Okay, that's very good, thank you.

Anupam Rama, JPMorgan.

Hello. This is Eric in for Anupam this afternoon. Thanks for taking the question. Just a couple quick ones from us. First around filing timelines, in the event, in the Nurum analysis in DUO is too premature, just wondering if you could walk us through the filing strategy in the US and Europe; would you move ahead into the non-Hodgkin and in iNHL alone or would you wait for DUO to read out?

Absolutely. What we like about having the two paths is they are distinct and independent. So either trial that is positive we would move forward with filing.

Okay, great. Thanks. And just wondering if you could give us some color around recruitment in the SYNCHRONY trial, and when we might expect to see data there? Thanks.

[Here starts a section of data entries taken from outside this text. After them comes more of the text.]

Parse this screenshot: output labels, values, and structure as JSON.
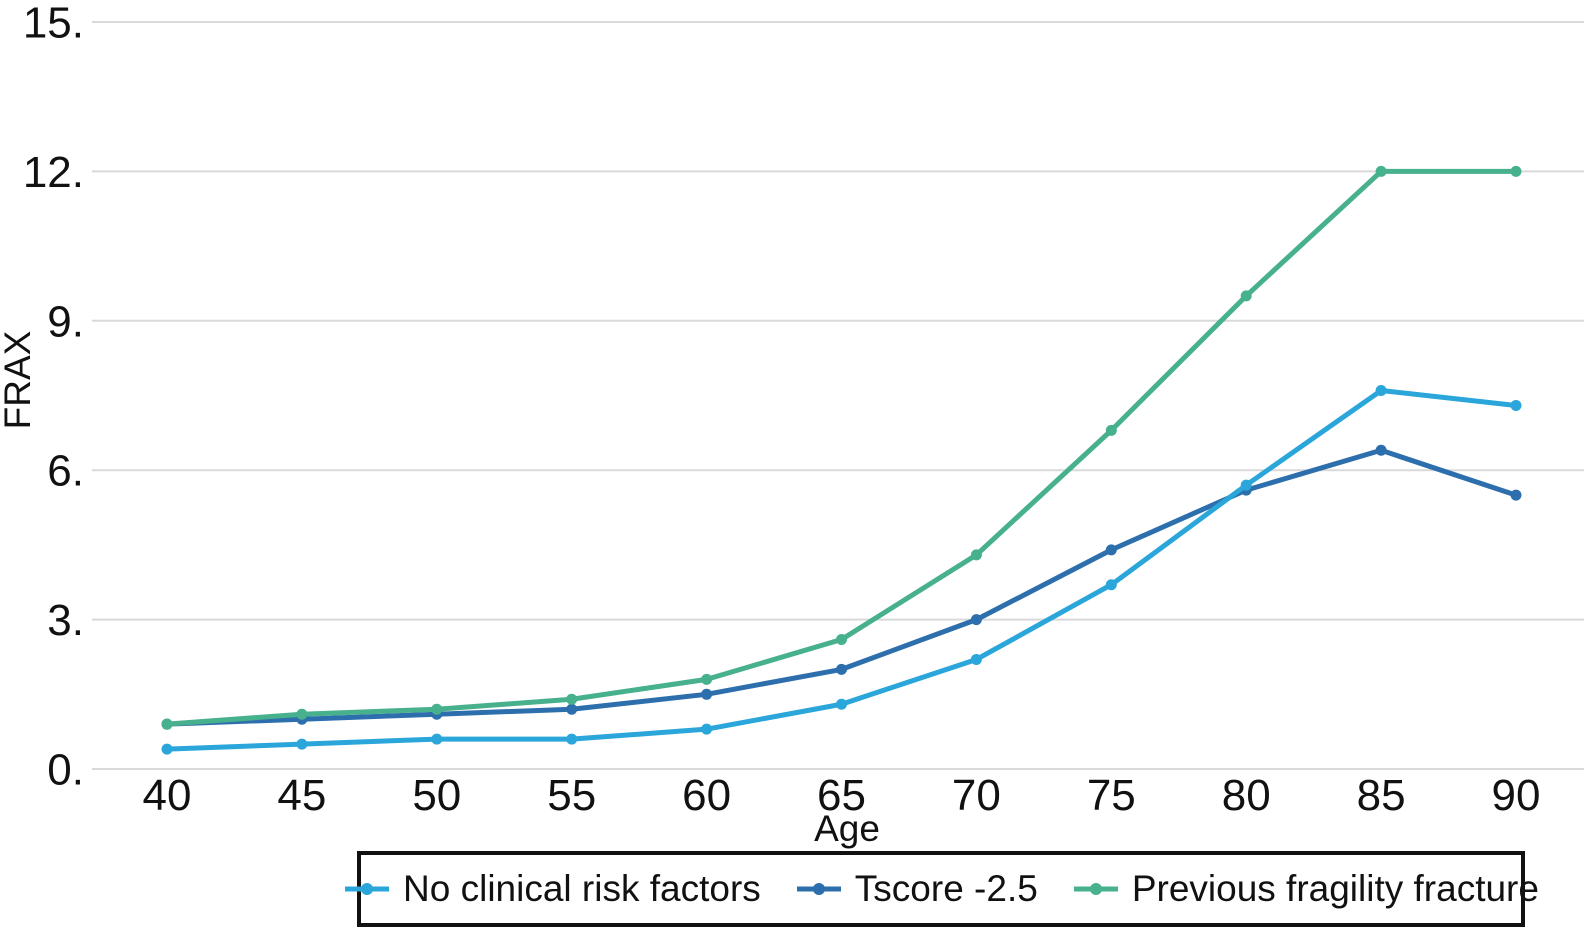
{
  "figure": {
    "background": "#ffffff",
    "text_color": "#111111"
  },
  "chart_data": {
    "type": "line",
    "title": "",
    "xlabel": "Age",
    "ylabel": "FRAX",
    "x": [
      40,
      45,
      50,
      55,
      60,
      65,
      70,
      75,
      80,
      85,
      90
    ],
    "x_tick_labels": [
      "40",
      "45",
      "50",
      "55",
      "60",
      "65",
      "70",
      "75",
      "80",
      "85",
      "90"
    ],
    "y_ticks": [
      0,
      3,
      6,
      9,
      12,
      15
    ],
    "y_tick_labels": [
      "0.",
      "3.",
      "6.",
      "9.",
      "12.",
      "15."
    ],
    "ylim": [
      0,
      15
    ],
    "xlim": [
      40,
      90
    ],
    "grid": "horizontal-only",
    "gridline_color": "#d9d9d9",
    "legend_position": "bottom",
    "legend_border_color": "#111111",
    "series": [
      {
        "name": "No clinical risk factors",
        "color": "#2ba6da",
        "marker": "dot",
        "values": [
          0.4,
          0.5,
          0.6,
          0.6,
          0.8,
          1.3,
          2.2,
          3.7,
          5.7,
          7.6,
          7.3
        ]
      },
      {
        "name": "Tscore -2.5",
        "color": "#2d6fac",
        "marker": "dot",
        "values": [
          0.9,
          1.0,
          1.1,
          1.2,
          1.5,
          2.0,
          3.0,
          4.4,
          5.6,
          6.4,
          5.5
        ]
      },
      {
        "name": "Previous fragility fracture",
        "color": "#47b08d",
        "marker": "dot",
        "values": [
          0.9,
          1.1,
          1.2,
          1.4,
          1.8,
          2.6,
          4.3,
          6.8,
          9.5,
          12.0,
          12.0
        ]
      }
    ]
  }
}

It's been challenging to enroll patients who have progression BTK inhibitor treatment because there are many investigational agents. However, we are also very interested in the patients that are intolerant to BTK inhibitors, and so have amended the protocol to include those patients, as well.

Okay, great. Thanks for taking the questions.

(Operator Instructions)

Mike King, JMP Securities.

Yes, actually my question was answered. I was also curious about the first time we might be able to see the data from the combination with venetoclax.

It's always good to hear from you again, Mike.

Why, thank you.

Katherine Xu, William Blair.

Hi, good afternoon. So --

Katherine, please check your mute button. And I am not showing any further questions at this time. I would now like to turn the call back over to Adelene Perkins for further remarks.

Thank you, Andrea, and thank you everyone for joining us today. We appreciate your interest and time, and we look forward to updating you throughout a very important 2016, the year of results for Infinity. Have a nice night.

Ladies and gentlemen, thank you for participating in today's conference. That does conclude the program and you may now disconnect. Everyone have a great day.